Nasza Loteria SR - pasek na kartach artykułów

Puszczasz chińskie lampiony? Możesz wylądować na komendzie

Marzena Sutryk
W wielu krajach w Europie i na świecie chińskie lampiony zostały zakazane.
W wielu krajach w Europie i na świecie chińskie lampiony zostały zakazane. PSP Sławno
Moda na chińskie lampiony zrodziła się w Polsce przed kilku laty. Wykorzystywane są m. in. na weselach, festynach, festiwalach i innych imprezach plenerowych. Wyglądają pięknie, ale mogą bardzo łatwo wywołać pożar.

- Lampiony szczęścia to ogień, którego nikt nie kontroluje - mówi Piotr Słupski, rzecznik prasowy w Komendzie Powiatowej Policji w Sławnie. - Spadną tam, gdzie je wiatr zaniesie, mogąc spowodować pożar lasu, łąki, materiału palnego składowanego w terenie lub też zabudowań wykonanych z materiałów palnych.

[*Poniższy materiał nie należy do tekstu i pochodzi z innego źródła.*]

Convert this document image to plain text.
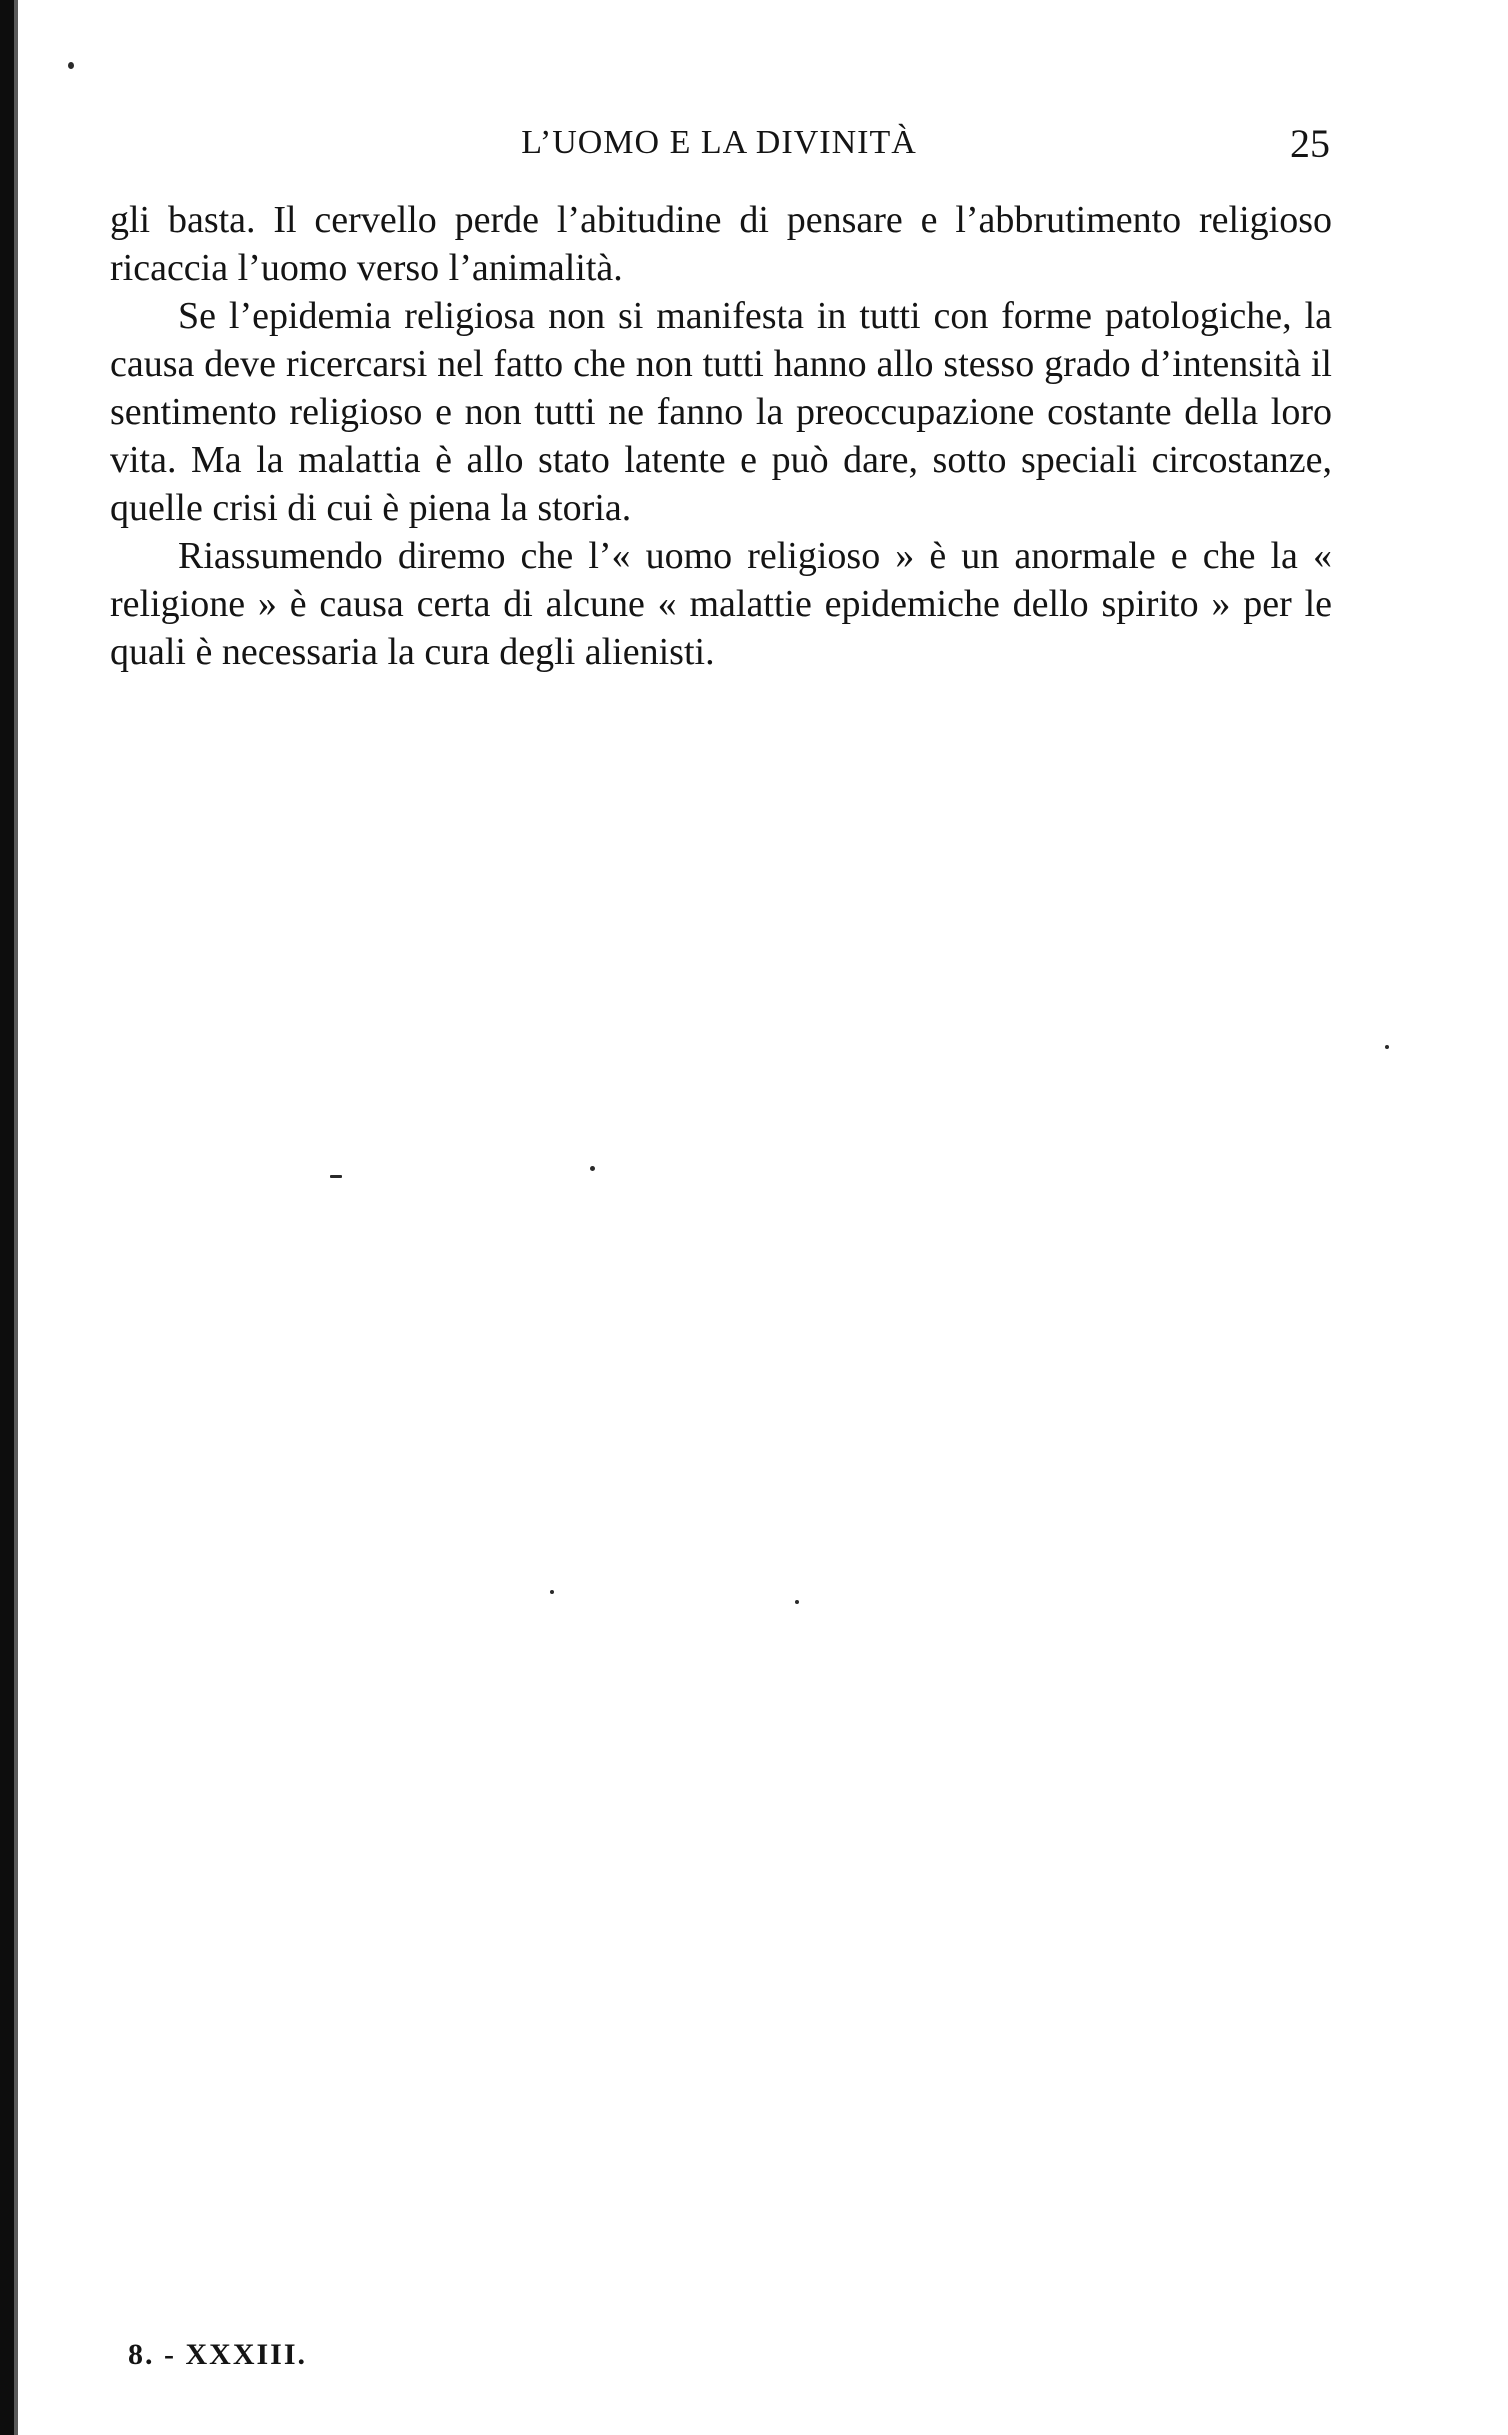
L’UOMO E LA DIVINITÀ	25

gli basta. Il cervello perde l’abitudine di pensare e l’abbrutimento religioso ricaccia l’uomo verso l’animalità.

Se l’epidemia religiosa non si manifesta in tutti con forme patologiche, la causa deve ricercarsi nel fatto che non tutti hanno allo stesso grado d’intensità il sentimento religioso e non tutti ne fanno la preoccupazione costante della loro vita. Ma la malattia è allo stato latente e può dare, sotto speciali circostanze, quelle crisi di cui è piena la storia.

Riassumendo diremo che l’« uomo religioso » è un anormale e che la « religione » è causa certa di alcune « malattie epidemiche dello spirito » per le quali è necessaria la cura degli alienisti.

8. - XXXIII.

Lampiony należy traktować jak otwarte źródła ognia, które w zależności od warunków atmosferycznych mogą unieść się na wysokość kilkuset metrów oraz przenieść na odległość kilku kilometrów - dodaje Piotr Słupski.

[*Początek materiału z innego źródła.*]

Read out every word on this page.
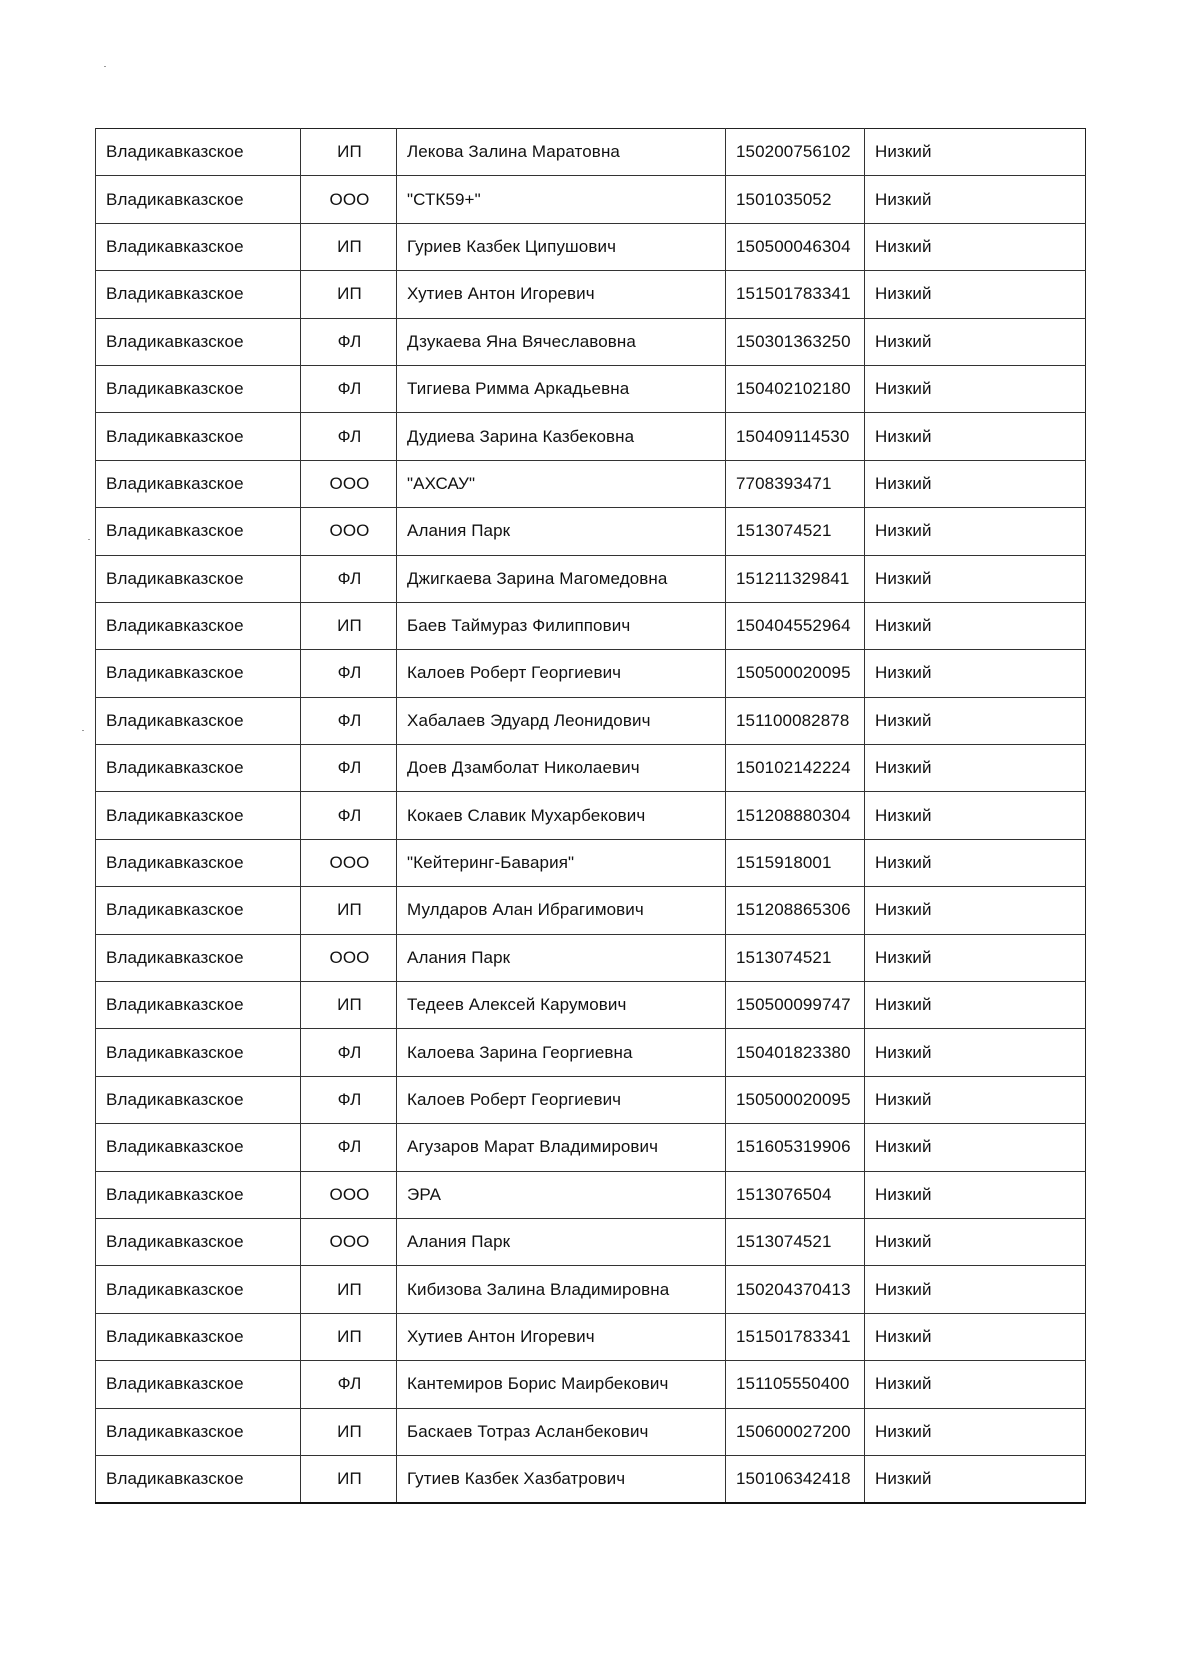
Владикавказское	ИП	Лекова Залина Маратовна	150200756102	Низкий
Владикавказское	ООО	"СТК59+"	1501035052	Низкий
Владикавказское	ИП	Гуриев Казбек Ципушович	150500046304	Низкий
Владикавказское	ИП	Хутиев Антон Игоревич	151501783341	Низкий
Владикавказское	ФЛ	Дзукаева Яна Вячеславовна	150301363250	Низкий
Владикавказское	ФЛ	Тигиева Римма Аркадьевна	150402102180	Низкий
Владикавказское	ФЛ	Дудиева Зарина Казбековна	150409114530	Низкий
Владикавказское	ООО	"АХСАУ"	7708393471	Низкий
Владикавказское	ООО	Алания Парк	1513074521	Низкий
Владикавказское	ФЛ	Джигкаева Зарина Магомедовна	151211329841	Низкий
Владикавказское	ИП	Баев Таймураз Филиппович	150404552964	Низкий
Владикавказское	ФЛ	Калоев Роберт Георгиевич	150500020095	Низкий
Владикавказское	ФЛ	Хабалаев Эдуард Леонидович	151100082878	Низкий
Владикавказское	ФЛ	Доев Дзамболат Николаевич	150102142224	Низкий
Владикавказское	ФЛ	Кокаев Славик Мухарбекович	151208880304	Низкий
Владикавказское	ООО	"Кейтеринг-Бавария"	1515918001	Низкий
Владикавказское	ИП	Мулдаров Алан Ибрагимович	151208865306	Низкий
Владикавказское	ООО	Алания Парк	1513074521	Низкий
Владикавказское	ИП	Тедеев Алексей Карумович	150500099747	Низкий
Владикавказское	ФЛ	Калоева Зарина Георгиевна	150401823380	Низкий
Владикавказское	ФЛ	Калоев Роберт Георгиевич	150500020095	Низкий
Владикавказское	ФЛ	Агузаров Марат Владимирович	151605319906	Низкий
Владикавказское	ООО	ЭРА	1513076504	Низкий
Владикавказское	ООО	Алания Парк	1513074521	Низкий
Владикавказское	ИП	Кибизова Залина Владимировна	150204370413	Низкий
Владикавказское	ИП	Хутиев Антон Игоревич	151501783341	Низкий
Владикавказское	ФЛ	Кантемиров Борис Маирбекович	151105550400	Низкий
Владикавказское	ИП	Баскаев Тотраз Асланбекович	150600027200	Низкий
Владикавказское	ИП	Гутиев Казбек Хазбатрович	150106342418	Низкий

- Osoba podpalająca materiał palny przeznaczony do podgrzewania powietrza w lampionie nie jest w stanie przewidzieć, po jakim torze będzie się on przemieszczał oraz w jakim czasie wypali się w nim paliwo - mówi też rzecznik sławieńskiej komendy PSP. - W wielu krajach w Europie i na świecie chińskie lampiony zostały zakazane. W naszym kraju taki zakaz nie został jeszcze wprowadzony. Nie mniej jednak Państwowa Straż Pożarna kilkakrotnie zwróciła uwagę, odpowiednim instytucjom, na zagrożenie jakie powodują.

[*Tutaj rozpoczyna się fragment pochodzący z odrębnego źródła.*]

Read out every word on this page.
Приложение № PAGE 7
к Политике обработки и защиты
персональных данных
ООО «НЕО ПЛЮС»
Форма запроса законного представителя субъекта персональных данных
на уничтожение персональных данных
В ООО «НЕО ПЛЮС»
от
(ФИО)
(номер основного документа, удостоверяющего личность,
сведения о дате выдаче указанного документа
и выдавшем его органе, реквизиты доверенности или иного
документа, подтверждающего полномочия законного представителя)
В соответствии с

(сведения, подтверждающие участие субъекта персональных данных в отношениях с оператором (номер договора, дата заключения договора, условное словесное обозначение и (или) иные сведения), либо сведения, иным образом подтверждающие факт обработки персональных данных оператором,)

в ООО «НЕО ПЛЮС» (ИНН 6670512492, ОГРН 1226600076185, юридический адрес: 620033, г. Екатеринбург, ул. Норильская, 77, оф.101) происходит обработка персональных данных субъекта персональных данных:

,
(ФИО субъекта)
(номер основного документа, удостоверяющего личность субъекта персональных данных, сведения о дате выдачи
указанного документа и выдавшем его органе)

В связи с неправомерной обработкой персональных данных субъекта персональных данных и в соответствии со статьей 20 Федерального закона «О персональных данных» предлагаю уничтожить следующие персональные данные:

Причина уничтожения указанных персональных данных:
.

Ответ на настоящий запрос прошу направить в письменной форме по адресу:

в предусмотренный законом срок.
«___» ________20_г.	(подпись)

Poza tym, zabawa z lampionami, może skończyć się w... komendzie policji. - Przyczynienie się do powstania pożaru traktowane jest jako wykroczenie - mówi też Piotr Słupski. - Bo: "kto dokonuje czynności, które mogą spowodować pożar, jego rozprzestrzenianie się, utrudnienie prowadzenia działania ratowniczego lub ewakuacji, polegających na niedozwolonym używaniu otwartego ognia, paleniu tytoniu i stosowaniu innych czynników mogących zainicjować zapłon materiałów palnych, podlega karze aresztu, grzywny albo karze nagany."

Czytaj e-wydanie »

Dołącz do nas na Facebooku!

Publikujemy najciekawsze artykuły, wydarzenia i konkursy. Jesteśmy tam gdzie nasi czytelnicy!

Polub nas na Facebooku!

Kontakt z redakcją

Byłeś świadkiem ważnego zdarzenia? Widziałeś coś interesującego? Zrobiłeś ciekawe zdjęcie lub wideo?

Napisz do nas!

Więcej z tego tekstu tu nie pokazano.